Numa manhã, eu simplesmente fugi.


LECTER

Não ''simplesmente'', Clarice. O que a fez fugir? Começou a que horas?


CLARICE

Cedo, ainda escuro.


LECTER

Aí, algo a despertou. Foi um sonho? O que foi?


CLARICE Ouvi um ruído estranho.


LECTER

O que foi?


CLARICE

Foram... gritos. Uma espécie de grito, como a voz de uma criança.


LECTER

O que você fez?


CLARICE

Eu fui... lá para baixo. Para fora. Me esgueirei até o celeiro. Estava com medo de olhar lá dentro, mas tinha de olhar.


LECTER

E o que você viu, Clarice? O que você viu?


CLARICE

Cordeiros. Eles gritavam.


LECTER

Estavam abatendo os cordeiros na primavera?


CLARICE

E eles gritavam.


LECTER

E você fugiu?


CLARICE

Não. Primeiro, tentei libertá-los. Abri a porteira do celeiro.  Eles ficaram parados, confusos. Não conseguiam fugir.


LECTER

Mas você podia fugir e fugiu, não?


CLARICE

Sim, peguei um cordeiro e corri o máximo que pude.


LECTER

Para onde estava indo, Clarice?


CLARICE

Não sei. Não tinha comida ou água... e estava muito frio. Estava frio demais.  Eu pensei... Pensei que se pudesse salvar um só... mas ele era tão pesado. Ele era tão pesado. Tinha corrido poucos quilômetros quando o carro do xerife me pegou. O fazendeiro ficou tão zangado que me mandou para um orfanato. Nunca mais vi a fazenda.


LECTER

O que houve com seu cordeiro, Clarice?


CLARICE

Eles o mataram.


Batida #9 – Lecter relaxa, ele compreende o passado de Clarice.


LECTER

Ainda acorda no meio da noite, não é? Acorda no escuro... e ouve os gritos dos cordeiros?


CLARICE

Sim.


LECTER

E pensa que, se salvar a coitada da Catherine... poderá fazê-los parar, não é? Acha que, se Catherine escapar... nunca mais vai acordar no escuro... com os horríveis gritos dos cordeiros.


CLARICE

Não sei. Eu não sei.


LECTER

Obrigado, Clarice. Obrigado.


Batida #10 – Clarice desesperada espera o que Lecter prometeu. Mas eles são interrompidos pelo Dr. Chilton – o segundo ponto de virada da cena.


CLARICE

Diga-me o nome dele, doutor.


Eles ouvem a porta se abrindo.


LECTER

Dr. Chilton, suponho. Acho que se conhecem.

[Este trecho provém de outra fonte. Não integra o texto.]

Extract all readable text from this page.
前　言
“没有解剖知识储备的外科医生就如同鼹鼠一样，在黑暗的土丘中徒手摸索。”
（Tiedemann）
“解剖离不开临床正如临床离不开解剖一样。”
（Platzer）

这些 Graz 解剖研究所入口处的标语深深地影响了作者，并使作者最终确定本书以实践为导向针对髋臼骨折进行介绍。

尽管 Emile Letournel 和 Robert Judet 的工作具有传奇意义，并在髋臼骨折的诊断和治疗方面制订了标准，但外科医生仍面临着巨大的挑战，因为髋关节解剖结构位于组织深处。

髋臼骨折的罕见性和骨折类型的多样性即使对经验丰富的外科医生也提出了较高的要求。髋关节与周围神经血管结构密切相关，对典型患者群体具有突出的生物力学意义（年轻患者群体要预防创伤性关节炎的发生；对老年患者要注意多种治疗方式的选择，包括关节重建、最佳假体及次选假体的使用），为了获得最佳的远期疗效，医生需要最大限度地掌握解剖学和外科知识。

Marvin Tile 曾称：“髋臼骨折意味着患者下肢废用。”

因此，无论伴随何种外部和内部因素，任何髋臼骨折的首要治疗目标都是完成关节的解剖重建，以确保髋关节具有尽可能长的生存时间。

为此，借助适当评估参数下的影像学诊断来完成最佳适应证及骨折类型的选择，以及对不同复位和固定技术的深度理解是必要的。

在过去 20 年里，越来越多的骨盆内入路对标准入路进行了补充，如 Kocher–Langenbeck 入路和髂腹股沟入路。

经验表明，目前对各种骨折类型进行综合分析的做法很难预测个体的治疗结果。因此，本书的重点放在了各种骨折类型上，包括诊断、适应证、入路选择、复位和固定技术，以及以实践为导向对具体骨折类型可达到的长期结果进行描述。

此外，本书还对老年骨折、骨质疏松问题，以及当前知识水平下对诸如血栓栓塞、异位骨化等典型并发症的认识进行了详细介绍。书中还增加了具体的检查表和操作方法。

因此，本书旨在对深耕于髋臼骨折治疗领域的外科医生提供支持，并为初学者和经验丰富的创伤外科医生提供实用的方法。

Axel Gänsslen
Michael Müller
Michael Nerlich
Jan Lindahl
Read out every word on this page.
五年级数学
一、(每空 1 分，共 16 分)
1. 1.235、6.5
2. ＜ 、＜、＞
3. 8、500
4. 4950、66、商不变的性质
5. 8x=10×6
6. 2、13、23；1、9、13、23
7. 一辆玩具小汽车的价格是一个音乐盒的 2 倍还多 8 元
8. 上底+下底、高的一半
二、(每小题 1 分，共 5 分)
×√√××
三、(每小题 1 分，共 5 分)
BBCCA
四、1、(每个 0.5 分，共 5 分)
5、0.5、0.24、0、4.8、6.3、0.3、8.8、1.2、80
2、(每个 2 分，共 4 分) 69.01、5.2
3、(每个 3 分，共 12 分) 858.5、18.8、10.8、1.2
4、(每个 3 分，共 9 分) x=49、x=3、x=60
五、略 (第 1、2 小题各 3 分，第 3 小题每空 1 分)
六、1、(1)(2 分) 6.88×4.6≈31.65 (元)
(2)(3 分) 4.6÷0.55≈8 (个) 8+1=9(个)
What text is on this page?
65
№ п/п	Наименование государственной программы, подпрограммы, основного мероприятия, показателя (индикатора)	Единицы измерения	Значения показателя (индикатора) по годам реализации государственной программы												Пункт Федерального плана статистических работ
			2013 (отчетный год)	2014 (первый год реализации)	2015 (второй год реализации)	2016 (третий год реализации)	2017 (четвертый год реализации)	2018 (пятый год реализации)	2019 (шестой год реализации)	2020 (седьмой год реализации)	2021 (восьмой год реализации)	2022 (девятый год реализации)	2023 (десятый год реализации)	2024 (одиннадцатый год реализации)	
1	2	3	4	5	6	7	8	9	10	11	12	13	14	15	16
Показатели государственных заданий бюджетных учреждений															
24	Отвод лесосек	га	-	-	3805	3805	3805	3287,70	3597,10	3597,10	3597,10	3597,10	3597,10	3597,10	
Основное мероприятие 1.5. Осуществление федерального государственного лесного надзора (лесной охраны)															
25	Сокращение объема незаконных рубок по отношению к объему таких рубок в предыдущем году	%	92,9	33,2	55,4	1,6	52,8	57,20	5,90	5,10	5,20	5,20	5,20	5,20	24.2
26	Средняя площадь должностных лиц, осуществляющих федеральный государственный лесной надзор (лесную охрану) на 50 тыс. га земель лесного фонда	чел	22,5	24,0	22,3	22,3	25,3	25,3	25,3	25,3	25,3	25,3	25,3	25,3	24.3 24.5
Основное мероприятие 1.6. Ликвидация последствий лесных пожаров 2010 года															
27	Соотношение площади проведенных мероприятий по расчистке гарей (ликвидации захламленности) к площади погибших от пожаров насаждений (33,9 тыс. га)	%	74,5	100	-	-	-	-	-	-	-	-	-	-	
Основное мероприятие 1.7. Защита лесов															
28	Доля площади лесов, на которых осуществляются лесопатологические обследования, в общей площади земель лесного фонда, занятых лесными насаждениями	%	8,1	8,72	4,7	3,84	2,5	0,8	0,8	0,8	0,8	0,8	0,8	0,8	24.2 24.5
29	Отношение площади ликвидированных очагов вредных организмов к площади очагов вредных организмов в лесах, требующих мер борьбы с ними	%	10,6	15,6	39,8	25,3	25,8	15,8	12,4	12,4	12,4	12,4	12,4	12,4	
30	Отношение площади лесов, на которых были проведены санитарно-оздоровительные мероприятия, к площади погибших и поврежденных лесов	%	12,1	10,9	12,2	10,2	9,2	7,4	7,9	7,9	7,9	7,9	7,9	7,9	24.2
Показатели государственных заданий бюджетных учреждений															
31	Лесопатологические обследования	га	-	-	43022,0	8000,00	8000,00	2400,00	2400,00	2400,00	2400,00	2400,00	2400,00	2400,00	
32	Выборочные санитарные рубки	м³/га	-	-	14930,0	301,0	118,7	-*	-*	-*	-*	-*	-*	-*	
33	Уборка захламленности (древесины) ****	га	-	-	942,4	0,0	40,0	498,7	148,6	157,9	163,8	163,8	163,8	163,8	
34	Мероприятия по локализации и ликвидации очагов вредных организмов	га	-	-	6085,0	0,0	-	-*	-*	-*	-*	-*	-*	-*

Dr. Chilton aparece com Sgr. Pembry and Boyle ao seu lado.


Dr. Chilton

Nós a encontramos. Vamos.


Batida #11 – Clarice insiste.


CLARICE

É sua vez, doutor.


Dr. CHILTON

Fora!


CLARICE

Diga-me o nome dele.


SGT. BOYLE

Desculpe, moça, tenho ordens de colocá-la num avião.


LECTER

Corajosa Clarice. Me avisará quando os cordeiros pararem de gritar, não é?


CLARICE

Diga-me o nome, doutor!


Batida #12 – Lecter agradece Clarice por tê-lo deixado ver sua alma, e diz adeus de maneira apropriada, no clímax da cena.


LECTER

Clarice! Sua pasta.


Clarice se desvencilha dos policiais e corre para a cela de Lecter. Quando ela chega às grades para pegar o arquivo da mão estendida de Lecter, seus dedos se tocam.


LECTER

Adeus, Clarice.



Clarice abraça a pasta ao peito, olha para Lecter enquanto os homens a afastam dali.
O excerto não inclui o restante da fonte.